L’architecte des éléments
Maison pour tous
Nghia fait aussi des maisons à faible coût, qui sont adaptés au climat du Vietnam et le revenu de la plupart des Vietnamiens. Ces maisons de 40m ² coûte entre 16,000-24,000 $. Nghia dit que les belles œuvres peuvent être des œuvres à bas prix. Chaque œuvre architecturale doit transmettre un nouveau message et l’idée et être appropriée par tout le monde. On est loin des projets d’écocity qui se révèlent réserver à une élite économique. Une fois encore le parallèle avec Shigeru Ban et ses maison en papier saute aux yeux. Les deux hommes proposent une architecture de la retenu sans tomber dans le minimalisme. Il en va ainsi pour the House for trees une maison prototype dans un budget serré de 156 000 $. L’objectif du projet est d’apporter un espace vert dans la ville, pouvant accueillir des habitations répondant à la forte densité dotées de grands arbres tropicaux. Cinq boîtes de béton sont conçues comme des «pots» plantées d’arbres sur leurs sommets. Avec une forte épaisseur de sol, ces pots fonctionnent également comme des bassins d’eaux pluviales captant et retenant l’eau, contribuant à réduire le risque d’inondation dans la ville.

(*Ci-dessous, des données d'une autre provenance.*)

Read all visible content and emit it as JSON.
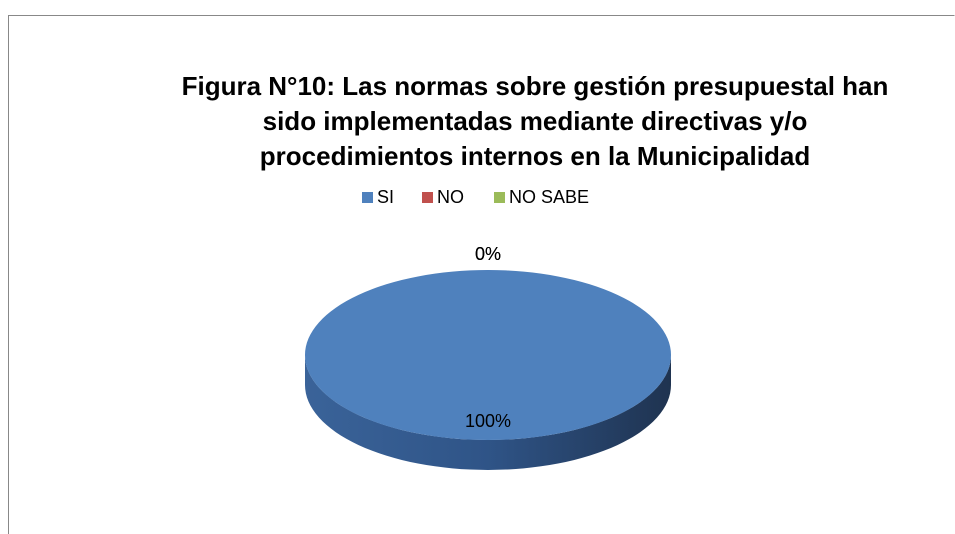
{
  "chart_data": {
    "type": "pie",
    "title": [
      "Figura N°10: Las normas sobre gestión presupuestal han",
      "sido implementadas mediante directivas y/o",
      "procedimientos internos en la Municipalidad"
    ],
    "categories": [
      "SI",
      "NO",
      "NO SABE"
    ],
    "values": [
      100,
      0,
      0
    ],
    "value_labels": [
      "100%",
      "0%",
      "0%"
    ],
    "colors": [
      "#4f81bd",
      "#c0504d",
      "#9bbb59"
    ],
    "legend": "top"
  }
}
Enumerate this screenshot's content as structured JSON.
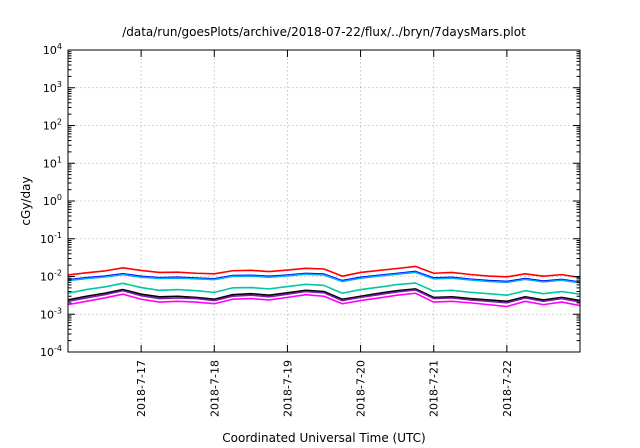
{
  "chart_data": {
    "type": "line",
    "title": "/data/run/goesPlots/archive/2018-07-22/flux/../bryn/7daysMars.plot",
    "xlabel": "Coordinated Universal Time (UTC)",
    "ylabel": "cGy/day",
    "xscale": "time",
    "xlim": [
      "2018-07-16 00:00",
      "2018-07-23 00:00"
    ],
    "yscale": "log",
    "ylim": [
      0.0001,
      10000
    ],
    "grid": true,
    "legend": "none",
    "x_ticks": [
      {
        "date": "2018-07-17",
        "label": "2018-7-17"
      },
      {
        "date": "2018-07-18",
        "label": "2018-7-18"
      },
      {
        "date": "2018-07-19",
        "label": "2018-7-19"
      },
      {
        "date": "2018-07-20",
        "label": "2018-7-20"
      },
      {
        "date": "2018-07-21",
        "label": "2018-7-21"
      },
      {
        "date": "2018-07-22",
        "label": "2018-7-22"
      }
    ],
    "y_ticks": [
      {
        "value": 0.0001,
        "base": "10",
        "exp": "-4"
      },
      {
        "value": 0.001,
        "base": "10",
        "exp": "-3"
      },
      {
        "value": 0.01,
        "base": "10",
        "exp": "-2"
      },
      {
        "value": 0.1,
        "base": "10",
        "exp": "-1"
      },
      {
        "value": 1,
        "base": "10",
        "exp": "0"
      },
      {
        "value": 10,
        "base": "10",
        "exp": "1"
      },
      {
        "value": 100,
        "base": "10",
        "exp": "2"
      },
      {
        "value": 1000,
        "base": "10",
        "exp": "3"
      },
      {
        "value": 10000,
        "base": "10",
        "exp": "4"
      }
    ],
    "x": [
      "2018-07-16 00:00",
      "2018-07-16 06:00",
      "2018-07-16 12:00",
      "2018-07-16 18:00",
      "2018-07-17 00:00",
      "2018-07-17 06:00",
      "2018-07-17 12:00",
      "2018-07-17 18:00",
      "2018-07-18 00:00",
      "2018-07-18 06:00",
      "2018-07-18 12:00",
      "2018-07-18 18:00",
      "2018-07-19 00:00",
      "2018-07-19 06:00",
      "2018-07-19 12:00",
      "2018-07-19 18:00",
      "2018-07-20 00:00",
      "2018-07-20 06:00",
      "2018-07-20 12:00",
      "2018-07-20 18:00",
      "2018-07-21 00:00",
      "2018-07-21 06:00",
      "2018-07-21 12:00",
      "2018-07-21 18:00",
      "2018-07-22 00:00",
      "2018-07-22 06:00",
      "2018-07-22 12:00",
      "2018-07-22 18:00",
      "2018-07-23 00:00"
    ],
    "series": [
      {
        "color": "#ff0000",
        "values": [
          0.011,
          0.0125,
          0.014,
          0.017,
          0.0145,
          0.0128,
          0.013,
          0.0122,
          0.0118,
          0.0142,
          0.0146,
          0.0135,
          0.0148,
          0.0165,
          0.0158,
          0.0102,
          0.0128,
          0.0145,
          0.0163,
          0.0185,
          0.0122,
          0.0128,
          0.0113,
          0.0103,
          0.0098,
          0.0118,
          0.0102,
          0.0112,
          0.0094
        ]
      },
      {
        "color": "#0000ff",
        "values": [
          0.0082,
          0.0093,
          0.0102,
          0.0118,
          0.0101,
          0.0093,
          0.0096,
          0.0091,
          0.0087,
          0.0106,
          0.0108,
          0.0101,
          0.0109,
          0.0121,
          0.0116,
          0.0078,
          0.0095,
          0.0108,
          0.0121,
          0.0136,
          0.0092,
          0.0095,
          0.0085,
          0.0078,
          0.0074,
          0.0088,
          0.0076,
          0.0084,
          0.0071
        ]
      },
      {
        "color": "#00aaff",
        "values": [
          0.0078,
          0.0088,
          0.0097,
          0.0112,
          0.0096,
          0.0089,
          0.0091,
          0.0087,
          0.0083,
          0.0101,
          0.0103,
          0.0096,
          0.0104,
          0.0115,
          0.011,
          0.0074,
          0.009,
          0.0103,
          0.0115,
          0.0129,
          0.0087,
          0.009,
          0.0081,
          0.0074,
          0.007,
          0.0084,
          0.0072,
          0.008,
          0.0068
        ]
      },
      {
        "color": "#00c8a0",
        "values": [
          0.0036,
          0.0045,
          0.0053,
          0.0066,
          0.0051,
          0.0043,
          0.0045,
          0.0042,
          0.0038,
          0.005,
          0.0051,
          0.0047,
          0.0054,
          0.0062,
          0.0058,
          0.0036,
          0.0045,
          0.0052,
          0.0061,
          0.0067,
          0.0041,
          0.0043,
          0.0038,
          0.0035,
          0.0032,
          0.0042,
          0.0035,
          0.004,
          0.0034
        ]
      },
      {
        "color": "#000000",
        "values": [
          0.0024,
          0.003,
          0.0036,
          0.0045,
          0.0034,
          0.0029,
          0.003,
          0.0028,
          0.0025,
          0.0033,
          0.0035,
          0.0032,
          0.0037,
          0.0043,
          0.004,
          0.0025,
          0.003,
          0.0036,
          0.0042,
          0.0047,
          0.0028,
          0.0029,
          0.0026,
          0.0024,
          0.0022,
          0.0029,
          0.0024,
          0.0028,
          0.0023
        ]
      },
      {
        "color": "#7a1fa2",
        "values": [
          0.0022,
          0.0027,
          0.0033,
          0.0042,
          0.0031,
          0.0026,
          0.0027,
          0.0026,
          0.0023,
          0.003,
          0.0032,
          0.0029,
          0.0034,
          0.004,
          0.0037,
          0.0023,
          0.0028,
          0.0033,
          0.0039,
          0.0044,
          0.0026,
          0.0027,
          0.0024,
          0.0022,
          0.002,
          0.0027,
          0.0022,
          0.0026,
          0.0021
        ]
      },
      {
        "color": "#ff00ff",
        "values": [
          0.0018,
          0.0022,
          0.0027,
          0.0034,
          0.0025,
          0.0021,
          0.0022,
          0.0021,
          0.0019,
          0.0025,
          0.0026,
          0.0024,
          0.0028,
          0.0033,
          0.003,
          0.0019,
          0.0023,
          0.0027,
          0.0032,
          0.0036,
          0.0021,
          0.0022,
          0.002,
          0.0018,
          0.0016,
          0.0022,
          0.0018,
          0.0021,
          0.0017
        ]
      }
    ]
  }
}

Il reste néanmoins fortement imprégné du passage japonais : maison étroite, maximisation de l’espace, jardins suspendus. Mais loin d’un simple copiage, c’est une retransposition assumée et enrichie des innovations, découvertes menées depuis des décennies par les architectes japonais. Il en retient ce qui s’adapte aux condition locales : l’usage de matériau écologique, l’utilisation de tout l’espace… Un exemple : sa maison en pierre à Hanoï. Au Vietnam, les maisons ordinaires sont faites en béton armé, la brique, le plâtre alors que les ressources naturelles abondantes du pays tels que la pierre, le bois sont marginalisées. L’objet de ce projet était de créer un espace qui permet d’enregistrer les changements et les traces du temps au fil des ans par le vieillissement des matériaux naturels, ce qui contribue à cultiver la beauté et de renforcer l’affection des habitants pour la maison. Pour atteindre cet objectif, des moellons de la province de Thanh Hoa (dite pierre bleue) et le bois dur (« Go Huong ») ont été choisis pour la matière principale de la maison et ils sont intégrés avec de la verdure. C’est la composante vietnamienne du projet. Pour la partie japonaise, il faut regarder le plan. En effet une caractéristique de cette maison est la disposition des pièces dans un plan elliptique et ouvert. Les chambres, composées en quatre groupes, entourent la cour ovale. Cette dernière est formée d’un petit étang et d’un arbre qui rappelle la simplicité des jardins japonais. Cette recherche de fluidité se retrouve également au niveau du toit vert, jardin suspendu qui relie l’ensemble de la maison.